Friday, July 23, 2010

READING REFLECTIONS ON THE ART OF LIVING

For the past week, we’ve enjoyed a flurry of social activities honoring friends from Washington, D.C. – my good friend, Jane Bonin, and her beau Freddie Begun. Jane is a retired Peace Corps director who worked in Malawi and other parts of Africa, and Freddie is a retired tympani performer with the National Symphony in Washington, D.C. for 48 years. Jane now refers to their visit on The Mountain as her visit “to the country” where she stayed in the home of her daughter, Knowles, and son-in-law Bill.
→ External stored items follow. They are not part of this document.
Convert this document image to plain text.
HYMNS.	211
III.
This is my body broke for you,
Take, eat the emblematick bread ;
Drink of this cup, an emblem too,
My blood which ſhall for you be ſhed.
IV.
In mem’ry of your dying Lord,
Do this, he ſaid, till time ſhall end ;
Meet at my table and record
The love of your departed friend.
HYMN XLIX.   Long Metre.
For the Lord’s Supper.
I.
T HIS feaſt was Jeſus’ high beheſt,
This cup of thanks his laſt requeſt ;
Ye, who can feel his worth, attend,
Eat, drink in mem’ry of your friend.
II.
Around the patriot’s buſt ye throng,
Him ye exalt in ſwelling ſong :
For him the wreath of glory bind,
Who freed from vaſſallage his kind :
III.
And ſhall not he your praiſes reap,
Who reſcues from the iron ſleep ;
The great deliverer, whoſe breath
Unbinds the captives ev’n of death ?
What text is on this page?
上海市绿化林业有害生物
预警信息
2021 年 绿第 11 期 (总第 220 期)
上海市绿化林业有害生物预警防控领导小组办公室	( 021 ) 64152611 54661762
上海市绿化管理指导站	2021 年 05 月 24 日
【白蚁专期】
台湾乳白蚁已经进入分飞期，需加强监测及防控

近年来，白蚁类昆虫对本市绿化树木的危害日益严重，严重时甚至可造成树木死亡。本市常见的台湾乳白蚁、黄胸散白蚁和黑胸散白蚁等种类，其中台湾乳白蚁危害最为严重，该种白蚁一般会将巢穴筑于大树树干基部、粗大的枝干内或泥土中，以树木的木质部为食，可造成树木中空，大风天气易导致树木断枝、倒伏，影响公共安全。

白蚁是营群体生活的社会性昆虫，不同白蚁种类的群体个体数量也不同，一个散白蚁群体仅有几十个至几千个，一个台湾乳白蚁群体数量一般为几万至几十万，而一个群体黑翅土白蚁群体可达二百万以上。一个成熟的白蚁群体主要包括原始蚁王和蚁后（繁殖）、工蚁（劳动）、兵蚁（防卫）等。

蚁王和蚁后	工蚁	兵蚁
The Writers Conference and Music Festival were in session, so Jane and Freddie enjoyed a “gracious plenty” of culture in our village here on The Mountain before winging back to Washington. The Mountain has been very quiet, too quiet, since Jane and Freddie departed, and we miss their witty repartee and lively interest in all things “Sewaneean,” as well as the food sampling we enjoyed during their visit.

Today, I returned to our more habitual daily pattern of meditation, chapel attendance, reading, and writing. One of the books that almost leaped out of the bookcase this morning was REFLECTIONS ON THE ART OF LIVING by Joseph Campbell, published in 1991 and written during Campbell’s month-long stay at the Esalen Institute near Big Sur, California. The reflections were selected and edited by Diane Osbon, and the quotation preceding the first chapter sorta’ spoke to my time with an old friend this past week. It reads: “The privilege of a lifetime is being who you are,” and I might add, “and being with someone who is being who she is.” Good friends are like that – comfortable to be with because they’re truly being who they are, and they invite you to be the same.

In antithesis to this idea of good friends being who they really are is the person who seems to make social exchange very difficult. Campbell advises that when we’re with those people, we should listen when they speak, not to the words, but to WHAT is talking. He adds that “it is usually pride, malice, or ignorance.” For instance, “when someone tells us that we’re selfish, it’s often because we aren’t doing what they want us to do.”

One year during the 90’s, we visited Big Sur for the umpteenth time, and while there, we decided to board a van and drive into the entrance to Esalen Institute. Our intent was to tour the facilities, but once we entered the parking lot, a man rushed out, waving his arms and directing us to turn around as we were on private property. For all we knew, Campbell may have been there, working on the dialogues for this book I’m now reading. He was possibly sitting among those who were meditating on one of his aphorisms: “The first half of life we serve society – engagement. The second half of life we turn inward – disengagement.”

An interesting story derived from Campbell’s work is the one about his life during the Great Depression when he wrote that no one wants a person to do what he wants to do; they want him to go on THEIR trip. However, he can do what he wants to do anyway. Indeed, Campbell did. He went into the woods and read for five years, holed up in a shack in Woodstock, New York. He survived without a job the entire five years. His premise was that if you’re on your own path, things will come to you, and, then, everything that happens to you is a surprise and is timely.